BORIS Johnson has overruled local leaders to put Greater Manchester into tier three of Covid restrictions.

Mayor Andy Burnham said the region of 2.8 million people was now facing “a winter of real hardship”.

He said Greater Manchester’s 10 council leaders had asked for £65m from UK Government, but the Tories were only willing to part with £22m.

Robert Jenrick, the communities secretary, walked away from the talks at 2pm after refusing to increase the offer. 

Burnham said the discussion had turned into a “game of poker with people’s lives”.

The mayor said he was still willing to do a deal with the government but he added: “It cannot be on the terms that the government offered today because on those things I could not meet the commitments I made to people on the lowest incomes, to people who are self employed, to the freelancers in this city, who need our support, I could not do it on those terms.

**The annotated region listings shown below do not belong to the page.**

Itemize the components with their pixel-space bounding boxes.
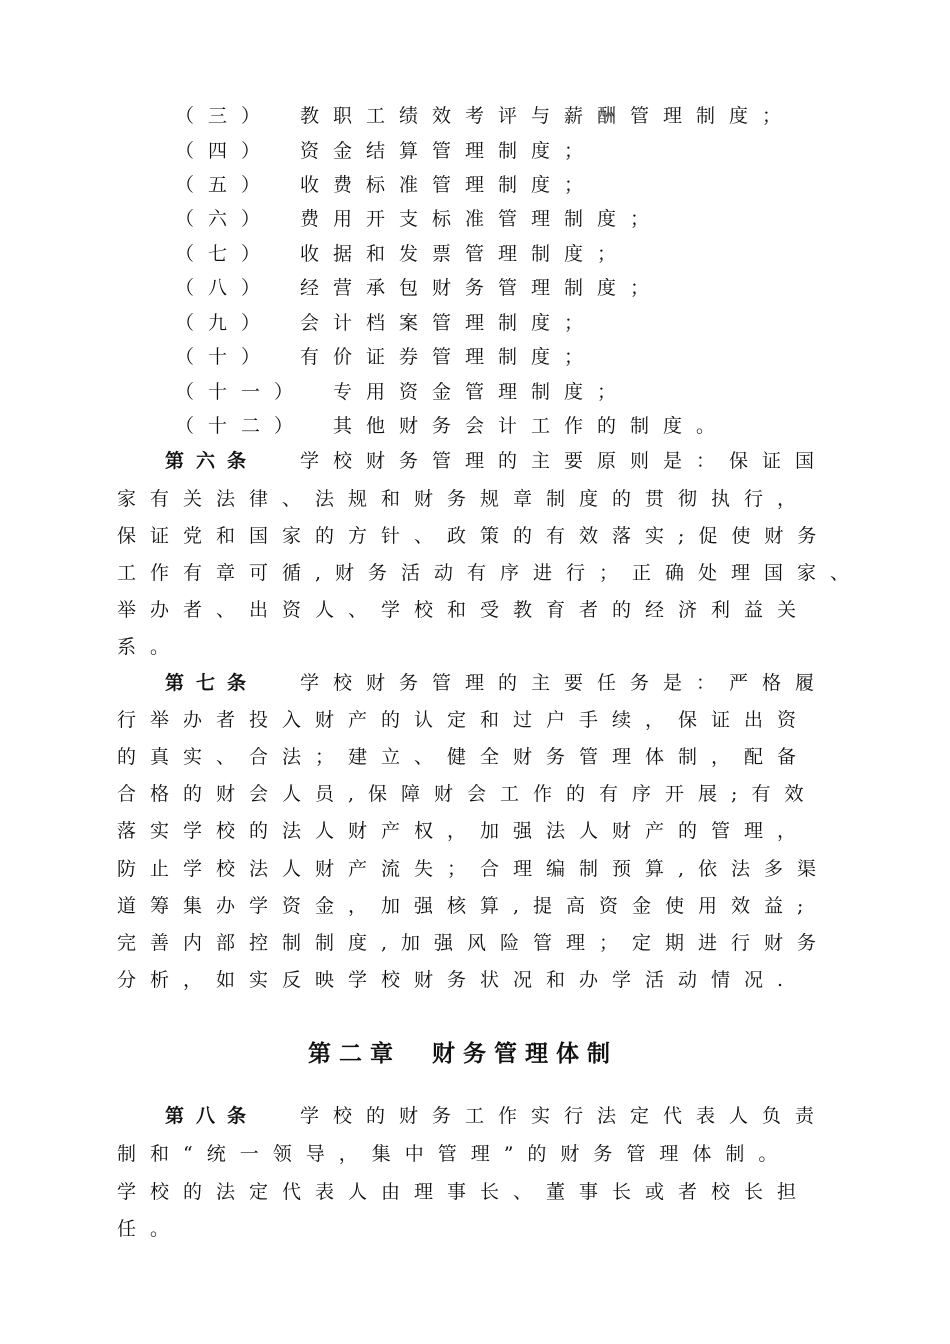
article-line: 工作有章可循,财务活动有序进行；正确处理国家、: [117, 562, 864, 584]
article-line: 任。: [117, 1218, 184, 1240]
list-item-number: （九）: [175, 312, 275, 334]
article-line: 的真实、合法；建立、健全财务管理体制，配备: [117, 746, 811, 768]
article-line: 道筹集办学资金，加强核算,提高资金使用效益;: [117, 895, 818, 917]
article-line: 合格的财会人员,保障财会工作的有序开展;有效: [117, 783, 818, 805]
article-line: 分析，如实反映学校财务状况和办学活动情况.: [117, 969, 798, 991]
list-item-number: （十一）: [175, 381, 308, 403]
list-item-text: 教职工绩效考评与薪酬管理制度；: [300, 105, 796, 127]
article-line: 制和“统一领导，集中管理”的财务管理体制。: [117, 1143, 792, 1165]
list-item-number: （七）: [175, 243, 275, 265]
list-item-text: 收费标准管理制度；: [300, 174, 598, 196]
list-item-text: 专用资金管理制度；: [333, 381, 631, 403]
article-line: 学校财务管理的主要原则是：保证国: [300, 450, 829, 472]
list-item-text: 费用开支标准管理制度；: [300, 208, 664, 230]
article-line: 行举办者投入财产的认定和过户手续，保证出资: [117, 709, 811, 731]
list-item-number: （五）: [175, 174, 275, 196]
list-item-text: 有价证券管理制度；: [300, 346, 598, 368]
list-item-text: 收据和发票管理制度；: [300, 243, 631, 265]
list-item-number: （四）: [175, 140, 275, 162]
list-item-number: （十二）: [175, 415, 308, 437]
article-title: 第八条: [165, 1105, 259, 1127]
list-item-number: （十）: [175, 346, 275, 368]
article-line: 学校的法定代表人由理事长、董事长或者校长担: [117, 1181, 811, 1203]
article-line: 学校财务管理的主要任务是：严格履: [300, 672, 829, 694]
article-line: 系。: [117, 636, 184, 658]
list-item-text: 资金结算管理制度；: [300, 140, 598, 162]
list-item-text: 会计档案管理制度；: [300, 312, 598, 334]
article-line: 家有关法律、法规和财务规章制度的贯彻执行，: [117, 488, 811, 510]
article-line: 学校的财务工作实行法定代表人负责: [300, 1105, 829, 1127]
list-item-number: （三）: [175, 105, 275, 127]
article-title: 第六条: [165, 450, 259, 472]
article-line: 落实学校的法人财产权，加强法人财产的管理，: [117, 820, 811, 842]
article-line: 防止学校法人财产流失；合理编制预算,依法多渠: [117, 858, 831, 880]
list-item-text: 经营承包财务管理制度；: [300, 277, 664, 299]
article-line: 保证党和国家的方针、政策的有效落实;促使财务: [117, 525, 831, 547]
list-item-text: 其他财务会计工作的制度。: [333, 415, 730, 437]
article-title: 第七条: [165, 672, 259, 694]
article-line: 完善内部控制制度,加强风险管理；定期进行财务: [117, 932, 831, 954]
article-line: 举办者、出资人、学校和受教育者的经济利益关: [117, 599, 811, 621]
list-item-number: （八）: [175, 277, 275, 299]
chapter-heading: 第二章 财务管理体制: [308, 1041, 618, 1067]
list-item-number: （六）: [175, 208, 275, 230]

“How can we carry the public with us through this pandemic if we are forcing them to lose their income, their place of work, without supporting them through that? How is that going to help people?"

Johnson said "not to act now" would put the lives of Manchester's residents "at risk".

Speaking at the Downing Street press conference, the Prime Minister said, in addition to the £22m, a "generous and extensive offer to support Manchester's businesses" had been put on the table.

"This offer was proportionate to the support we have given Merseyside and Lancashire [the other areas in tier three], but the mayor didn't accept this unfortunately," the PM said.

Furious local Tory MPs accused the Government of punishing the area for not being cooperative.